The Academy of Motion Picture Arts and Sciences has applied a temporary exemption to its usual nomination rules, stating that films that debut on streaming or video on demand services will be eligible to be nominated for the 2021 awards. Previously, films nominated had to have been shown in a Los Angeles cinema for at least one week, but of course, cinemas are closed and several films are being released straight to streaming or download services. Even when cinemas reopen, social distancing may mean only half full cinemas for months to come.

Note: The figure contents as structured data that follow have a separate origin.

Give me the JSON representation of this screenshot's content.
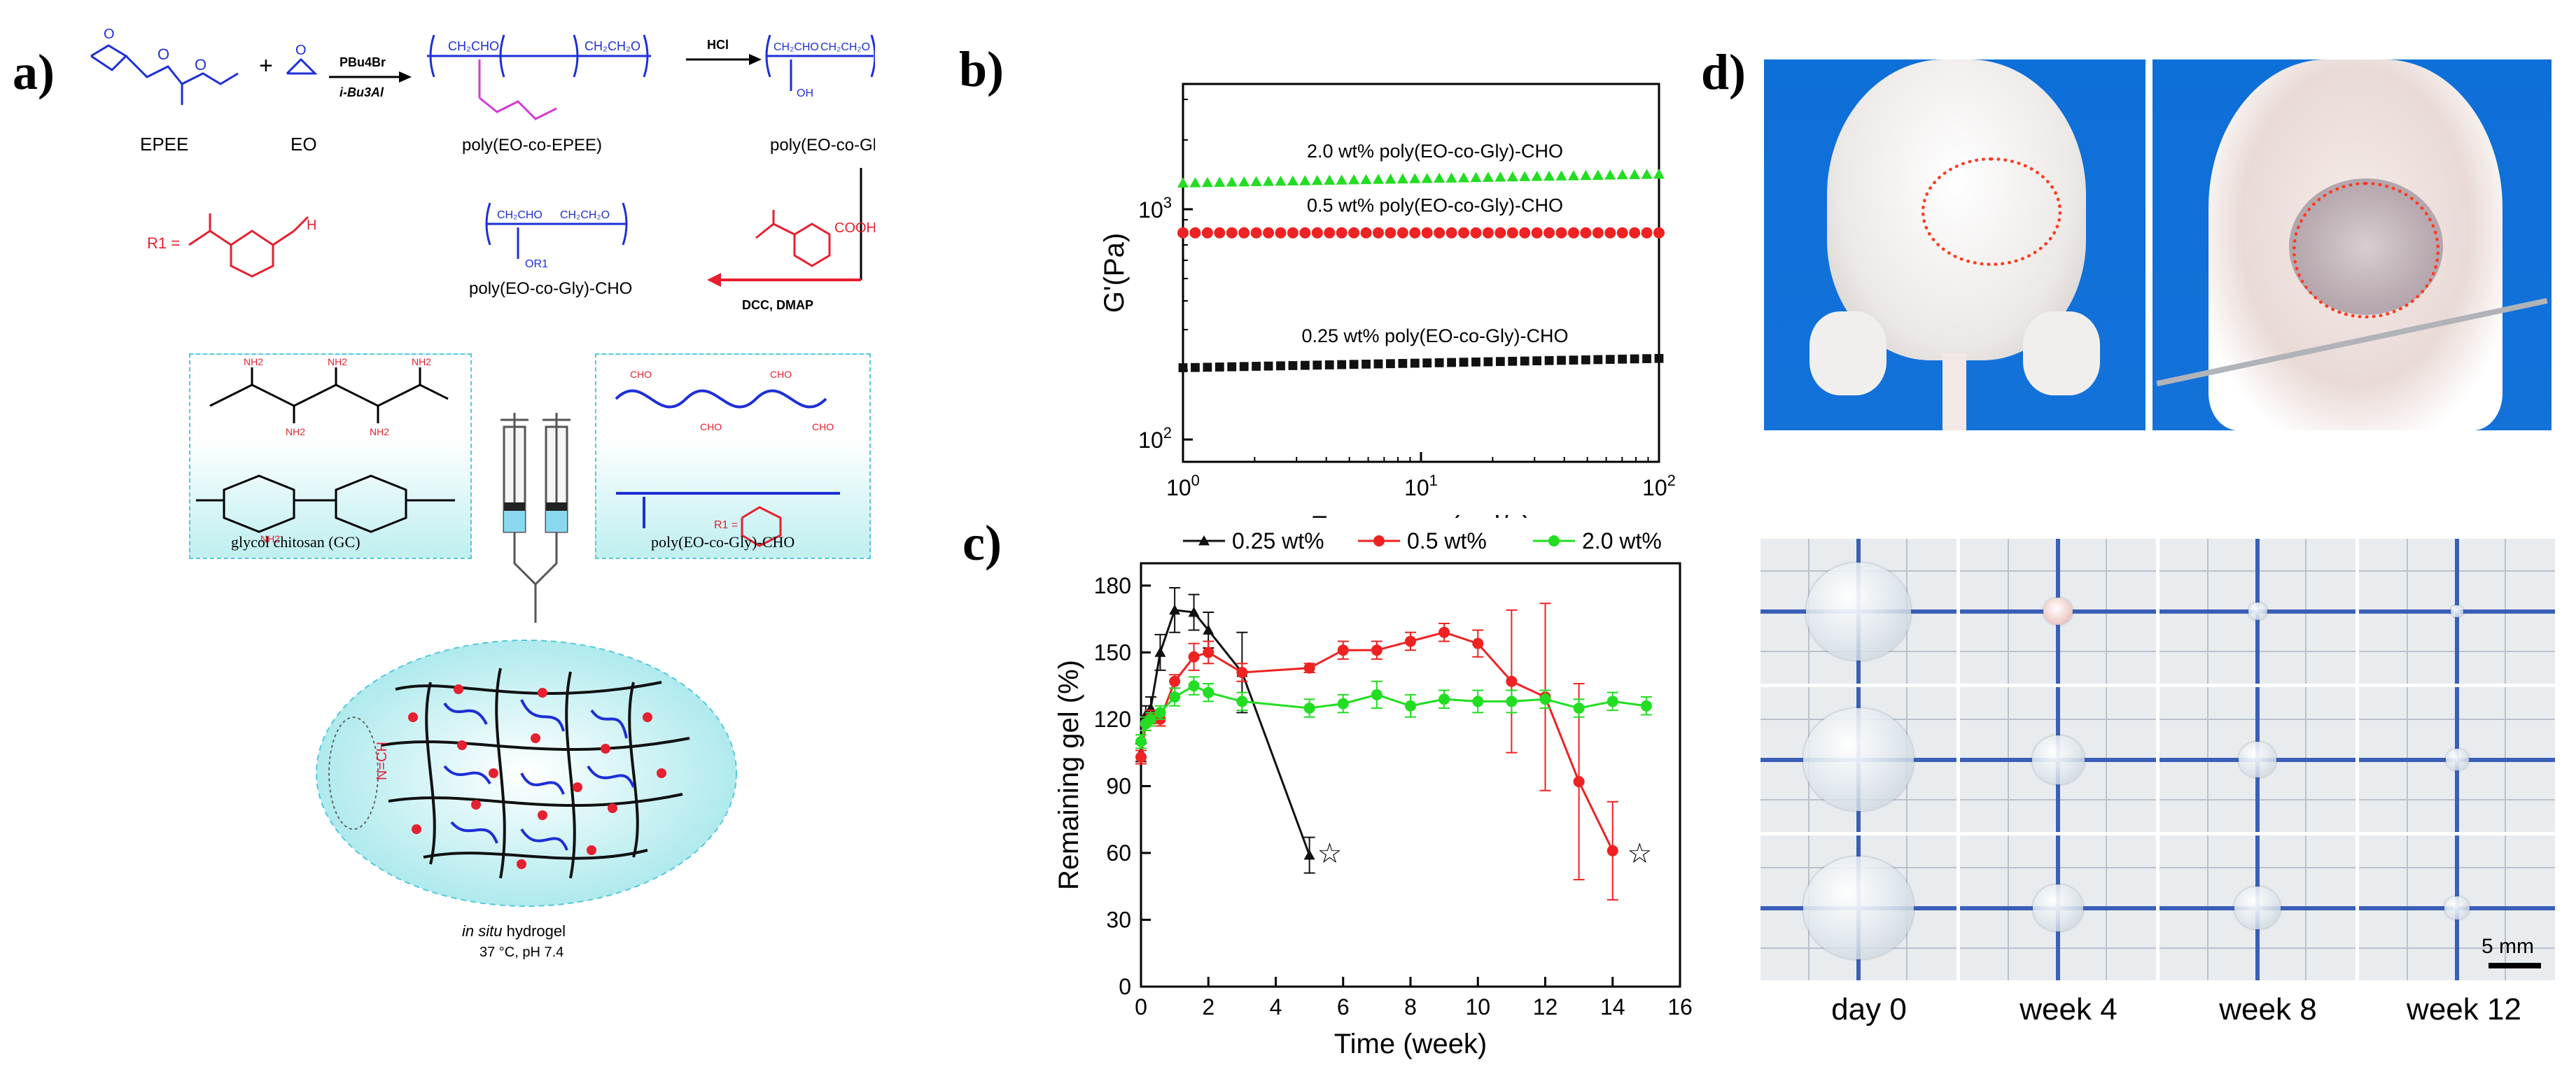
{
  "panel_labels": {
    "a": "a)",
    "b": "b)",
    "c": "c)",
    "d": "d)"
  },
  "scheme": {
    "monomer1": "EPEE",
    "monomer2": "EO",
    "catalyst_top": "PBu4Br",
    "catalyst_bottom": "i-Bu3Al",
    "polymer1": "poly(EO-co-EPEE)",
    "step2_reagent": "HCl",
    "polymer2": "poly(EO-co-Gly)",
    "r1_label": "R1 =",
    "acid_group": "COOH",
    "step3_reagent": "DCC, DMAP",
    "polymer3": "poly(EO-co-Gly)-CHO",
    "oh_label": "OH",
    "or1_label": "OR1",
    "gc_label": "glycol chitosan (GC)",
    "gc_group": "NH2",
    "cho_group": "CHO",
    "cho_label": "poly(EO-co-Gly)-CHO",
    "imine_label": "N=CH",
    "hydrogel_label_italic": "in situ",
    "hydrogel_label": "hydrogel",
    "conditions": "37 °C, pH 7.4"
  },
  "chart_data": [
    {
      "type": "scatter",
      "panel": "b",
      "title": "",
      "xlabel": "Frequency (rad/s)",
      "ylabel": "G'(Pa)",
      "xscale": "log",
      "yscale": "log",
      "xlim": [
        1,
        100
      ],
      "ylim": [
        80,
        3500
      ],
      "x_ticks": [
        {
          "value": 1,
          "base": "10",
          "exp": "0"
        },
        {
          "value": 10,
          "base": "10",
          "exp": "1"
        },
        {
          "value": 100,
          "base": "10",
          "exp": "2"
        }
      ],
      "y_ticks": [
        {
          "value": 100,
          "base": "10",
          "exp": "2"
        },
        {
          "value": 1000,
          "base": "10",
          "exp": "3"
        }
      ],
      "series": [
        {
          "name": "2.0 wt% poly(EO-co-Gly)-CHO",
          "color": "#22dd22",
          "marker": "triangle",
          "y_start": 1300,
          "y_end": 1420
        },
        {
          "name": "0.5 wt% poly(EO-co-Gly)-CHO",
          "color": "#ee2222",
          "marker": "circle",
          "y_start": 790,
          "y_end": 790
        },
        {
          "name": "0.25 wt% poly(EO-co-Gly)-CHO",
          "color": "#111111",
          "marker": "square",
          "y_start": 205,
          "y_end": 225
        }
      ],
      "n_points": 40
    },
    {
      "type": "line",
      "panel": "c",
      "xlabel": "Time (week)",
      "ylabel": "Remaining gel (%)",
      "xlim": [
        0,
        16
      ],
      "ylim": [
        0,
        190
      ],
      "x_ticks": [
        0,
        2,
        4,
        6,
        8,
        10,
        12,
        14,
        16
      ],
      "y_ticks": [
        0,
        30,
        60,
        90,
        120,
        150,
        180
      ],
      "series": [
        {
          "name": "0.25 wt%",
          "color": "#111111",
          "marker": "triangle",
          "x": [
            0,
            0.14,
            0.29,
            0.57,
            1,
            1.57,
            2,
            3,
            5
          ],
          "y": [
            105,
            122,
            125,
            150,
            169,
            168,
            160,
            141,
            59
          ],
          "err": [
            4,
            4,
            5,
            8,
            10,
            8,
            8,
            18,
            8
          ]
        },
        {
          "name": "0.5 wt%",
          "color": "#ee2222",
          "marker": "circle",
          "x": [
            0,
            0.14,
            0.29,
            0.57,
            1,
            1.57,
            2,
            3,
            5,
            6,
            7,
            8,
            9,
            10,
            11,
            12,
            13,
            14
          ],
          "y": [
            103,
            118,
            121,
            120,
            137,
            148,
            150,
            141,
            143,
            151,
            151,
            155,
            159,
            154,
            137,
            130,
            92,
            61
          ],
          "err": [
            3,
            3,
            3,
            3,
            3,
            6,
            5,
            4,
            2,
            4,
            4,
            4,
            4,
            6,
            32,
            42,
            44,
            22
          ]
        },
        {
          "name": "2.0 wt%",
          "color": "#22dd22",
          "marker": "circle",
          "x": [
            0,
            0.14,
            0.29,
            0.57,
            1,
            1.57,
            2,
            3,
            5,
            6,
            7,
            8,
            9,
            10,
            11,
            12,
            13,
            14,
            15
          ],
          "y": [
            110,
            118,
            120,
            123,
            130,
            135,
            132,
            128,
            125,
            127,
            131,
            126,
            129,
            128,
            128,
            129,
            125,
            128,
            126
          ],
          "err": [
            3,
            3,
            3,
            3,
            4,
            4,
            4,
            4,
            4,
            4,
            6,
            5,
            4,
            5,
            5,
            4,
            4,
            4,
            4
          ]
        }
      ],
      "end_markers": [
        {
          "x": 5.6,
          "y": 60,
          "symbol": "☆"
        },
        {
          "x": 14.8,
          "y": 60,
          "symbol": "☆"
        }
      ]
    }
  ],
  "panel_d": {
    "time_labels": [
      "day 0",
      "week 4",
      "week 8",
      "week 12"
    ],
    "scale_bar": "5 mm"
  }
}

The Academy said the exemption would end when cinemas reopen, seemingly supporting the full "cinematic experience", which to their minds can only be achieved by a trip to the actual cinema. But will this "temporary" rule eventually be adopted permanently, if consumer behaviour has changed forever in a post-Covid world? Arguably, consumer behaviour had already shifted before the pandemic - the 2020 Oscar nominees A Marriage Story and The Irishman were released in cinemas seemingly for no other reason than to meet the guidelines for nomination. But I imagine if you enjoyed these films since their release, you watched it on your sofa, and that was before we were asked to stay inside.
Before the current situation, studios typically waited 90 days after a cinema opening to release their films digitally, but since the pandemic, many have been streaming online. Disney released it's new Pixar films Onward and Frozen 2 to its Disney+ streaming service in the US, and Universal recently released its Trolls World Tour film online. Both studios reportedly made a pretty penny.
Whilst being a "made-for-TV" movie was once an insult, it is very likely that in the near future you will be able to enjoy a newly released Oscar winning film without the need to change out of your pyjamas.